Richiamando un proprio consolidato indirizzo, la Corte ha spiegato che l’esistenza del nesso sostanziale di continuita’ tra piu’ reati non puo’ farsi dipendere da circostanze occasionali, ovvero dal fatto che la continuazione sia accertata in un solo tempo anziche’ in tempi successivi. Poiche’, infatti, il divieto di concedere la messa alla prova piu’ di una volta non osta a che l’imputato possa essere ammesso al beneficio qualora gli vengano contestati piu’ reati nell’ambito del medesimo procedimento, risulta irragionevole che, quando, invece, per scelta del Pubblico ministero o per altre evenienze processuali, i reati legati dalla continuazione o commessi con una sola azione od omissione siano contestati in distinti procedimenti, egli non abbia piu’ la possibilita’ di accedere al rito. Una tale preclusione – aggiungono i giudici delle leggi – finirebbe inoltre per frustrare l’intento legislativo di sanzionare in maniera sostanzialmente unitaria il reato continuato e il concorso formale, e di farlo anche attraverso l’ammissione al percorso di risocializzazione e riparazione che e’ proprio della messa alla prova e il cui esito positivo comporta l’estinzione dei reati.
In queste ipotesi – conclude la Corte – spettera’ al giudice una nuova valutazione dell’idoneita’ del programma di trattamento e una nuova prognosi sull’astensione dalla commissione di ulteriori reati, tenendo conto della natura e della gravita’ dei reati oggetto del nuovo procedimento e del percorso di riparazione e risocializzazione gia’ compiuto durante la prima messa alla prova.
3. Se cio’ vale, dunque, per una pluralita’ di reati avvinti per continuazione, a maggior ragione tale percorso argomentativo e la lettura normativa che su di esso si fonda debbono trovare applicazione qualora il reato commesso sia uno soltanto, benche’ a consumazione prolungata, come nel caso della reiterata violazione degli obblighi di assistenza familiare (sulla natura di tale reato, vds., in particolare, Sez. 6, n. 11780 del 21/01/2020, P., Rv. 278722).
Peraltro, proprio tale natura del reato permette di superare l’argomento speso dalla Corte d’appello nel senso dell’inesistenza del vincolo della continuazione tra le condotte giudicate nel presente processo e quelle per le quali, nel precedente e distinto giudizio, l’imputata e’ stata ammessa alla prova: affermazione – quella dei giudici d’appello – sostanzialmente apodittica e meritevole, invece, di adeguata giustificazione, sol che si pensi alla identita’ di quei comportamenti, alla loro continuita’ e contiguita’ (fino al 30 dicembre 2015, nell’altro processo; da gennaio 2016, in questo), alla riconducibilita’ di essi al medesimo provvedimento impositivo del relativo obbligo.

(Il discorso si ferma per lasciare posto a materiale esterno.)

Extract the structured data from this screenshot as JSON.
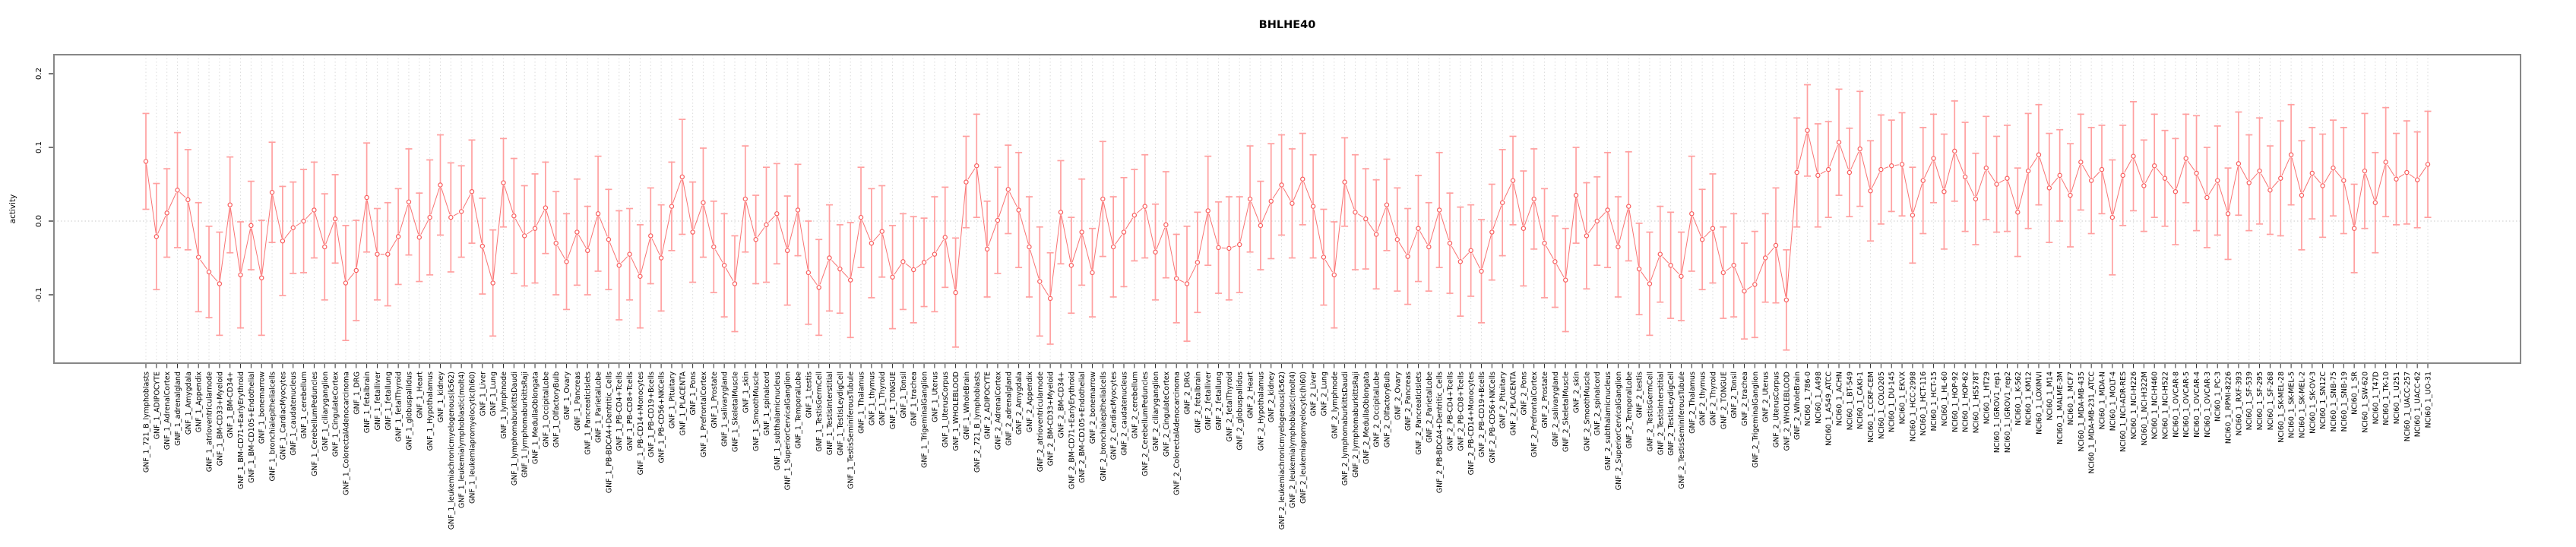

4. La sentenza impugnata dev’essere, dunque, annullata.
Rimane ferma, ovviamente, la necessita’ di valutare se, alla luce del perdurare dell’inadempimento oltre il periodo di tempo tenuto in considerazione ai fini della messa alla prova nel precedente processo, vi siano gli estremi per l’estensione di quel beneficio anche per il segmento ulteriore della condotta delittuosa del quale la ricorrente e’ imputata in questo processo: valutazione, ovviamente, che e’ tutta di merito e che, percio’, dev’essere rimessa al giudice competente, rinviandogli gli atti.
P.Q.M.
Annulla la sentenza impugnata con rinvio per nuovo giudizio ad altra sezione della Corte di appello di Brescia.
Così deciso in Roma, il 18 gennaio 2023.